Brandon League had a classic Jonathan Broxton-style loss today (and I realize that putting both those names in the same sentence could do to the Internet what Walter White does to dispose a body on Breaking Bad).
League took the mound trying to keep the Dodgers alive against the Phillies, a fielder made an error, Carlos Ruiz did something, and then a fielder made another error, and the game was over.
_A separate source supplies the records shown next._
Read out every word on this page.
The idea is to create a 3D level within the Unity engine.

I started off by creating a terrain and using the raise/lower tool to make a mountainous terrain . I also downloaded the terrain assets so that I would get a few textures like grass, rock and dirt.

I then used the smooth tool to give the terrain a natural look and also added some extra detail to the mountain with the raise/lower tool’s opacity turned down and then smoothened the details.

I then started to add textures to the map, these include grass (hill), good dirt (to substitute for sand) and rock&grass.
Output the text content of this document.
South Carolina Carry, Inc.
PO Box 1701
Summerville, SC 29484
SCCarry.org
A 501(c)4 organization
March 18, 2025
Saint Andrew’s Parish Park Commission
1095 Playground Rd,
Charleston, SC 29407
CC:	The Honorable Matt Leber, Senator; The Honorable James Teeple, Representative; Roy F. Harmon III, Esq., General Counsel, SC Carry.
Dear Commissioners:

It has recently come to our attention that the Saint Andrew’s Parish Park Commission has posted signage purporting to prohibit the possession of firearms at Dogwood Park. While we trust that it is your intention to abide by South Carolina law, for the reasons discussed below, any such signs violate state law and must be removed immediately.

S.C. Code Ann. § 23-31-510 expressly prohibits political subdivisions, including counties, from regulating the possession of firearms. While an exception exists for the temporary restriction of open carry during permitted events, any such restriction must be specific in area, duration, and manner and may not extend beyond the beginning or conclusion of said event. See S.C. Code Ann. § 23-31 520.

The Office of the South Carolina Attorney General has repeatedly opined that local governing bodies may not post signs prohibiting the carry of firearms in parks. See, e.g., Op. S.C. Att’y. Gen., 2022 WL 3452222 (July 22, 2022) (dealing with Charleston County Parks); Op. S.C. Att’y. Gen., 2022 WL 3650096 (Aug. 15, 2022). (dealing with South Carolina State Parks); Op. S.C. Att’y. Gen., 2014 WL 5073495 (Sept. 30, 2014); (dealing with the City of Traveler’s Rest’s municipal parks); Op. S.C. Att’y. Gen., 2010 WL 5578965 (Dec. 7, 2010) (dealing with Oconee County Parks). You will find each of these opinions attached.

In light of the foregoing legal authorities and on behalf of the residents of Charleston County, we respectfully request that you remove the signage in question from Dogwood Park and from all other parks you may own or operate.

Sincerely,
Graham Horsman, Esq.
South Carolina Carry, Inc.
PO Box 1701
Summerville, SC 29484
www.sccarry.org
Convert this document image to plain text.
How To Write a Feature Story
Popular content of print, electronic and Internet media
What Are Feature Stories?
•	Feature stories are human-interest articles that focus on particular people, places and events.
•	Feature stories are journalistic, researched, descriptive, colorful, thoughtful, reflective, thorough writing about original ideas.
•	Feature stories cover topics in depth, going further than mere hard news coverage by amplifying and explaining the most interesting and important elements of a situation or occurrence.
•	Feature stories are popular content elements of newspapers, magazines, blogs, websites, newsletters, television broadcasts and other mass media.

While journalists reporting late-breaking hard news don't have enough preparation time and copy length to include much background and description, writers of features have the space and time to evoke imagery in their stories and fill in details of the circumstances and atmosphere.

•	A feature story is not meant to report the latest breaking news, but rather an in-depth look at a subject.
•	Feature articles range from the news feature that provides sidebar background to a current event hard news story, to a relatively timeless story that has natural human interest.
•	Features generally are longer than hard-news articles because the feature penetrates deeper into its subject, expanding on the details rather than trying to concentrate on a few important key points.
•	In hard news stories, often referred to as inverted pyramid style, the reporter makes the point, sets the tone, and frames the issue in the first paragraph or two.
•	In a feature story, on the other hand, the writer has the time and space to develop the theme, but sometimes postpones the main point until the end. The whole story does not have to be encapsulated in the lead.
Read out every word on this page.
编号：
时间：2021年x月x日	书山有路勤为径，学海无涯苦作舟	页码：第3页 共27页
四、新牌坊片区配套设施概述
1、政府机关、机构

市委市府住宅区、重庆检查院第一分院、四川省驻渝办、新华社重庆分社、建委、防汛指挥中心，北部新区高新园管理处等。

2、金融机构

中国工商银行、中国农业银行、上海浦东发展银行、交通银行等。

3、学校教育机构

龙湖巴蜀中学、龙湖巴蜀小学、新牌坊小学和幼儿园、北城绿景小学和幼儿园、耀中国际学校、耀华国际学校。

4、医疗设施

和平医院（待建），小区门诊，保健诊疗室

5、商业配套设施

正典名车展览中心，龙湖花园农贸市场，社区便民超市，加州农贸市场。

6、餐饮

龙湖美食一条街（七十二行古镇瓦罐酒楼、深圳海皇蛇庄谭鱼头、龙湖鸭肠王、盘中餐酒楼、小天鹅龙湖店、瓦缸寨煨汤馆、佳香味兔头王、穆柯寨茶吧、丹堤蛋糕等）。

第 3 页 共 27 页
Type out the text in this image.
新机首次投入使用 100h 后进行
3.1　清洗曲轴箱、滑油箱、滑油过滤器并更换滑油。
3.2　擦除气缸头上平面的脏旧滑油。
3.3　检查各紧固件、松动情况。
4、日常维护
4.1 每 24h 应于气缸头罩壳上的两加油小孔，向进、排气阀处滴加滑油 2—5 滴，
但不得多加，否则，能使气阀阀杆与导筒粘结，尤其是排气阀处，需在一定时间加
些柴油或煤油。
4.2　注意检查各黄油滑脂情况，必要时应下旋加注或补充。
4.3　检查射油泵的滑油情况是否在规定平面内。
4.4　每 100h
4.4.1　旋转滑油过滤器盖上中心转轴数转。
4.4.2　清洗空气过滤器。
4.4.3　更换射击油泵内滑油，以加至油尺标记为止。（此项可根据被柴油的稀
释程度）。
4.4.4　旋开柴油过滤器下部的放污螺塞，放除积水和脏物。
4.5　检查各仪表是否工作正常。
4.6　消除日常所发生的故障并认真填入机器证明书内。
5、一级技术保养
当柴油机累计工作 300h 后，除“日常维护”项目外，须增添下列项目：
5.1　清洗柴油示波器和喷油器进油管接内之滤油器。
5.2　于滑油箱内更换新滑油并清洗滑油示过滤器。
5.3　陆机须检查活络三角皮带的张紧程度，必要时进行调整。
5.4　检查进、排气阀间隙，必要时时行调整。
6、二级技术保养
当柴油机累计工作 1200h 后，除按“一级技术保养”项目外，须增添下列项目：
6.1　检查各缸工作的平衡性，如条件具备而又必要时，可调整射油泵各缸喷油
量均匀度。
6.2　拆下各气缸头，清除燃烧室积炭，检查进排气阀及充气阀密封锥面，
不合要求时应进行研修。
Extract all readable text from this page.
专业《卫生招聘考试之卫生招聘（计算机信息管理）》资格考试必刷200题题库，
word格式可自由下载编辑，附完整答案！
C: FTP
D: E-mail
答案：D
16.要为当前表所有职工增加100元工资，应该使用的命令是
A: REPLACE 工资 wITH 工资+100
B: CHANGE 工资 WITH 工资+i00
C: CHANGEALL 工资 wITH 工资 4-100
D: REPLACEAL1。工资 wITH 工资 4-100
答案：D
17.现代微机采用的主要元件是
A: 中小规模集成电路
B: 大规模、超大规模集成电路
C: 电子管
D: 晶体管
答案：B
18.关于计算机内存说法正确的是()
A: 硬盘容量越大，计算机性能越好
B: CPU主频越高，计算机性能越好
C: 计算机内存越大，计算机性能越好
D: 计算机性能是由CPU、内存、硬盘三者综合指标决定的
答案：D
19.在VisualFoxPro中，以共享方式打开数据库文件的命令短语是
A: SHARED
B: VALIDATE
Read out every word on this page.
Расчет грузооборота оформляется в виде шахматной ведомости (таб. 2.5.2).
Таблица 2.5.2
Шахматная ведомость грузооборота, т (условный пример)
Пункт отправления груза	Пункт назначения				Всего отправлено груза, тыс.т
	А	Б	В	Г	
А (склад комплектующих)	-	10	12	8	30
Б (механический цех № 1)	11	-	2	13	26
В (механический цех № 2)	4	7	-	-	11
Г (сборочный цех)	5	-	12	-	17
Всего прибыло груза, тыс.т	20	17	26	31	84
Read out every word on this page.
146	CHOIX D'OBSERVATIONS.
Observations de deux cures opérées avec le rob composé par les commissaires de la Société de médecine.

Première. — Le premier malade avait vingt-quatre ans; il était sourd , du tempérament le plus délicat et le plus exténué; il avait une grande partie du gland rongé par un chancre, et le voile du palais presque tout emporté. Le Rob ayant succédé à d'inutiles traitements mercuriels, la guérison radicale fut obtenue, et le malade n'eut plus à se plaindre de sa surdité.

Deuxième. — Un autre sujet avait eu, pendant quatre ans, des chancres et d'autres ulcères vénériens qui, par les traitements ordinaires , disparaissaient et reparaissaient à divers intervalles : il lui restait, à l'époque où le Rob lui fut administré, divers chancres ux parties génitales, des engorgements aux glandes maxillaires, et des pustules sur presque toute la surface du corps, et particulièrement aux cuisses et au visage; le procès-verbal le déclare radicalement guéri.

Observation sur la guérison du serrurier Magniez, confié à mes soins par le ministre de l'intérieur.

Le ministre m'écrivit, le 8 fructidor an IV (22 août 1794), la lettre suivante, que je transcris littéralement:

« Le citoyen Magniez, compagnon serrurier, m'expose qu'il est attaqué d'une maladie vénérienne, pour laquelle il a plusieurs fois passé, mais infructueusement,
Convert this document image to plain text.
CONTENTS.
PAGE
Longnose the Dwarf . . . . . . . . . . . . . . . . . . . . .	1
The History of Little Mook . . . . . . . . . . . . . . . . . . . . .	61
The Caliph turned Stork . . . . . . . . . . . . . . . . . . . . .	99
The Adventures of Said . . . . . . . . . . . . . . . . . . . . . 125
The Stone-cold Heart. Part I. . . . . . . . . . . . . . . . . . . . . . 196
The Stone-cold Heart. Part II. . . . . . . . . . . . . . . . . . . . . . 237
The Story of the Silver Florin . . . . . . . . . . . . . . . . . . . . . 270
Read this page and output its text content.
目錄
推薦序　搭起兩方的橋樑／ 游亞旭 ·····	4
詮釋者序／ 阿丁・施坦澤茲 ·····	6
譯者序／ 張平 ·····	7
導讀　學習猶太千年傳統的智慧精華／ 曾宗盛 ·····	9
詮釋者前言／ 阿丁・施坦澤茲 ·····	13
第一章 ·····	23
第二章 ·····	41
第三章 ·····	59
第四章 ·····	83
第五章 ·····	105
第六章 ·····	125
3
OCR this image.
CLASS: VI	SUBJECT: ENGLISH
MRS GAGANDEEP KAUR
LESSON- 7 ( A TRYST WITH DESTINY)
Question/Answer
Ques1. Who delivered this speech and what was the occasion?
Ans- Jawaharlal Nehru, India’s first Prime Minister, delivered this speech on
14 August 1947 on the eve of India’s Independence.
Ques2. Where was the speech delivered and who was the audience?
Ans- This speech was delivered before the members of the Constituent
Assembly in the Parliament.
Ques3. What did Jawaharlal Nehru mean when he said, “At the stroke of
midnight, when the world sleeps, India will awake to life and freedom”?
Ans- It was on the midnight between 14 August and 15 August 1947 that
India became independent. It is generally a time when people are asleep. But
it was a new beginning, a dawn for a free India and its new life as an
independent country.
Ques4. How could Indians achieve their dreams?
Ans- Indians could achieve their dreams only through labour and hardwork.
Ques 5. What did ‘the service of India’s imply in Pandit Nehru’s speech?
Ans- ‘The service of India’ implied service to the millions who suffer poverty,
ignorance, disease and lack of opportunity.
The Dodgers, who hadn’t lost since August 6 and hadn’t surrendered a lead of any kind since August 8, wasted Andre Ethier’s home run off lefthander Cole Hamels, let a 2-0 midgame advantage slip away and fell to Philadelphia, 3-2.
So no, this loss shouldn’t get pinned on League, who isn’t nearly as good as the Internet-abused Broxton was in his heyday and couldn’t get a strikeout when he needed one, but nevertheless deserved to get out of the inning without a run. Hanley Ramirez, who went 0 for 4 before making both ninth-inning errors, will have to be the fall guy for this one. Given Ramirez’s track record in 2013, he can take it.
You can also fault Don Mattingly for feeling the need to put League into a tie game in the ninth in place of a sizzling Paco Rodriguez (who had retired four batters on 15 pitches) to face Casper Wells, 12 for 80 going into today’s game with his third major-league team of the year. Leaving Rodriguez in the game or going straight to Kenley Jansen, when you knew you needed to pitch shutout ball, were obvious options.
As for the fact that the Dodgers lost without using Adrian Gonzalez, Carl Crawford or A.J. Ellis, well, either you believe in resting position players or you don’t. If you do, well, you assume that the long-term benefit of the full day off outweighs the short-term impact they could have had on this particular game. (Plus, the subs for Gonzalez and Crawford went a combined 4 for 8, though perhaps Gonzalez would have fielded the bouncing throw from Ramirez that Jerry Hairston Jr. missed).
If you don’t believe in player rest, well, there’s always tomorrow.